How To Fix Your Credit – Debt Collectors Calling? 3 Things To Do

If you ever had a debt go into collections, 9 times out of 10 you have debt collectors calling you non stop.

Today, we are going to go over what to do when debt collectors are calling you.

I’ve had many clients mess up when a debt collector calls them. They get emotional and start saying stuff they aren’t supposed to say. So, let’s go over the top 3 things you should do when a debt collector calls you.

Tip 1: You need to remember that the phone call is recorded so anything you say will be used against you. I recommend you deny, deny, and deny. Act like you have amnesia!

“Debt? What debt are you referring to? I have to talk to my lawyer about this, can you send something in writing?”

Tip 2: Keep it in writing! Remember that by law the debt collector must provide a validation notice within 5 days of contacting you. Within 30 days of receiving the debt collector’s validation, you should send a written request asking for more details.


You need the written documentation to prove your case, if you have too.

Tip 3: If you don’t receive something within 5 days in the mail advise the collector to stop contacting you and make sure you register with the Do Not Call Registry. According to federal law, a debt collector cannot continue to contact you if you tell them to stop. You can even write them a letter telling them to not contact you anymore. You will want to save a copy of the letter then send the original via certified mail and request a return receipt.


If you think this information was useful, send it to all your friends. Let’s stop the harassing debt collector calls.

Leave a comment below and tell me what credit topic you want to learn more about next.

Comments

  1. Does email count? Im in a situation where all I got is an email and phone calls but never physical mail. It would be great if they just leave me alone for good.

    • You can send the same forms for stopping them via email. Here is a bit more verbiage…

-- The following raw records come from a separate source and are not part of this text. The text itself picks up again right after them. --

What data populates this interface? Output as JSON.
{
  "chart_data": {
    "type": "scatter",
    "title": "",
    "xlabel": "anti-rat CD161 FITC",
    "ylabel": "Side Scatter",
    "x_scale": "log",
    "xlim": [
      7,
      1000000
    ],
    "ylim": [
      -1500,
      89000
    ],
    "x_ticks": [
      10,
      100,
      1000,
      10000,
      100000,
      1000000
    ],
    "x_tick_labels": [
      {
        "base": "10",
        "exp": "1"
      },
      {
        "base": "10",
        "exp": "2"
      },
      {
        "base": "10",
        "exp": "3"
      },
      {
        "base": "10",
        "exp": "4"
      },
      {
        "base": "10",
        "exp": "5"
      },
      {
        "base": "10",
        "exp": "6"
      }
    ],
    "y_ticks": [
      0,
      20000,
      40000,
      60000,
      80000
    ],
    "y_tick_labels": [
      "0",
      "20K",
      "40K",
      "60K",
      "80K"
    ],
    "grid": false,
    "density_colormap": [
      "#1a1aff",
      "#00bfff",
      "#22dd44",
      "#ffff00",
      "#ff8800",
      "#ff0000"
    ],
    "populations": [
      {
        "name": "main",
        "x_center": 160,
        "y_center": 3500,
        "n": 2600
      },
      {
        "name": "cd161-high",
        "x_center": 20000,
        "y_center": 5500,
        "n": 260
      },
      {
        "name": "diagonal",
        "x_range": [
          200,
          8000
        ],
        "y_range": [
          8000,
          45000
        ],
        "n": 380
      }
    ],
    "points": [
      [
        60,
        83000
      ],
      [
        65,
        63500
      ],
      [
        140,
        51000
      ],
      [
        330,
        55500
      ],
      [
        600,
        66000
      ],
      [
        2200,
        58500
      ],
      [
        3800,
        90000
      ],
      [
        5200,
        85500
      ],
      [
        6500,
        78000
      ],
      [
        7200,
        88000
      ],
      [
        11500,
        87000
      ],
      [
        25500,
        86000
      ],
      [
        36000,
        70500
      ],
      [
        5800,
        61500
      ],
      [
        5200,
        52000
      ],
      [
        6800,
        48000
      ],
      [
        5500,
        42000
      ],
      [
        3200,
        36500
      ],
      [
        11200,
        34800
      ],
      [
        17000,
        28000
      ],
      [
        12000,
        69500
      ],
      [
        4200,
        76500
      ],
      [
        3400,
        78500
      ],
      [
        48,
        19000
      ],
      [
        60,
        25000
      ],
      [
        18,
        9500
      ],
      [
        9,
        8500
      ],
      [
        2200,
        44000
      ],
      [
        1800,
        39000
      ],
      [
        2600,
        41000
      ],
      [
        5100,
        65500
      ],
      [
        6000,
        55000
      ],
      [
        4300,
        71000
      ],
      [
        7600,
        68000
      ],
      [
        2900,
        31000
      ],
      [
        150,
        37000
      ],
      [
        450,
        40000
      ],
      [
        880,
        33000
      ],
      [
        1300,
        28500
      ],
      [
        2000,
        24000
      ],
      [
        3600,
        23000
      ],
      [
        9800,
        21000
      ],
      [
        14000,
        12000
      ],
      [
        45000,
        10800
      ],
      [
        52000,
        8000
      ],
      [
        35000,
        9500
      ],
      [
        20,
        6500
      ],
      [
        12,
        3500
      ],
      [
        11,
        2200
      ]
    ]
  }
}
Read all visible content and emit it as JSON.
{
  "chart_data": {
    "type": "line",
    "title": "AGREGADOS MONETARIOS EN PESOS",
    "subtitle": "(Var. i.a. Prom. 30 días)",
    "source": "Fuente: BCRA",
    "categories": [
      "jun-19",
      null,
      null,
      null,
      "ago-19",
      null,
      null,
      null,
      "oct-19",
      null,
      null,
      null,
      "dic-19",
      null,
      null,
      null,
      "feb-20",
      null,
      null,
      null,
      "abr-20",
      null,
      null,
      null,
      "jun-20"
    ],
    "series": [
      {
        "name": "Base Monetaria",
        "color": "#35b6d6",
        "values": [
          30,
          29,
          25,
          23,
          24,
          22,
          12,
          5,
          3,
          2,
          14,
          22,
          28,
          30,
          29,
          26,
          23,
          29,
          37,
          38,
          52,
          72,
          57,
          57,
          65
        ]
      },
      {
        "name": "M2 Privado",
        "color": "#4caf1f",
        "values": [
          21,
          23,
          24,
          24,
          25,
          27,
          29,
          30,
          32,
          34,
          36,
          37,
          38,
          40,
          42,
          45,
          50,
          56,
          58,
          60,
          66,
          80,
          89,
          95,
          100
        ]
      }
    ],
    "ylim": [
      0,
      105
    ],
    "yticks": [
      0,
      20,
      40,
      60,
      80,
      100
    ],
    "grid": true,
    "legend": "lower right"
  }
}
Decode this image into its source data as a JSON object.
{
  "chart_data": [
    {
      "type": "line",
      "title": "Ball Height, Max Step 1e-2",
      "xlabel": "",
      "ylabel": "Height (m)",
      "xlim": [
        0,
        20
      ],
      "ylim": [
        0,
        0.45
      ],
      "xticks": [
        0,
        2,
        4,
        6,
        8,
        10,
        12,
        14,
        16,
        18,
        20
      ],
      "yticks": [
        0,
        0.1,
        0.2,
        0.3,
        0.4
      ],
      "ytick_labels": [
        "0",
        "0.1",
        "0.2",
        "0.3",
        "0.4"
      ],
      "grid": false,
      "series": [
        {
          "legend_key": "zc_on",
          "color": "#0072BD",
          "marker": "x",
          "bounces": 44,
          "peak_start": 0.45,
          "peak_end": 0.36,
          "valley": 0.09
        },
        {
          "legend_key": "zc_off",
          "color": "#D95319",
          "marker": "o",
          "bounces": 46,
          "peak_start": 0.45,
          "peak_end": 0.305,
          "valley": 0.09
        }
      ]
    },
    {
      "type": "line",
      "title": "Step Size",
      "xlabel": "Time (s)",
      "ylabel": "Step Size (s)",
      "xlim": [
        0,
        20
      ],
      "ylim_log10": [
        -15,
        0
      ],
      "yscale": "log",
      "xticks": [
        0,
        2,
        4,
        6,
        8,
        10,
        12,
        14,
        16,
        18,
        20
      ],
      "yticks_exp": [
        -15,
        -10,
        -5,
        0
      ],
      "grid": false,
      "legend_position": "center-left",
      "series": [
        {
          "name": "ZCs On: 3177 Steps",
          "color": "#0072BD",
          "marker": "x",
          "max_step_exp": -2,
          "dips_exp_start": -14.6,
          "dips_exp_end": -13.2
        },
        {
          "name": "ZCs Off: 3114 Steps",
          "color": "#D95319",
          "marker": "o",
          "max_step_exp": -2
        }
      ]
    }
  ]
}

      The debt collector may just be liable to you for statutory damages of up to $1,000, plus any actual damages suffered, plus attorney fees!

      Although the FDCPA does not specifically use the term “email” in its verbiage. It’s safe to assume that collectors using email to contact you is not illegal. However, it is also safe to assume that bill collectors and debt collection agencies must still follow the FDCPA rules for contacting you. Just like phone calls at work, emails at work must stop if the collector is told the employer prohibits such contact. Keep in mind that it’s possible for an email to violate FDCPA notification rules if the employer has a published policy that says email is not confidential and can/or will be viewed by authorized employees.

      According to the FDCPA, collectors are allowed to contact you via mail or phone. Again, it’s safe to assume email falls within acceptable means of communication. However, unless you give permission to do otherwise, they can only contact you under specific conditions:

      They can contact you at your place of residence by phone, mail, in person, by FAX or email during reasonable hours such as between 8 am and 9 P.M..

      They cannot contact you at any unusual time or place or a time or place known or which should be known to be inconvenient to you.

      They cannot contact you at work if your employer disapproves and they are informed of this fact by you or your employer.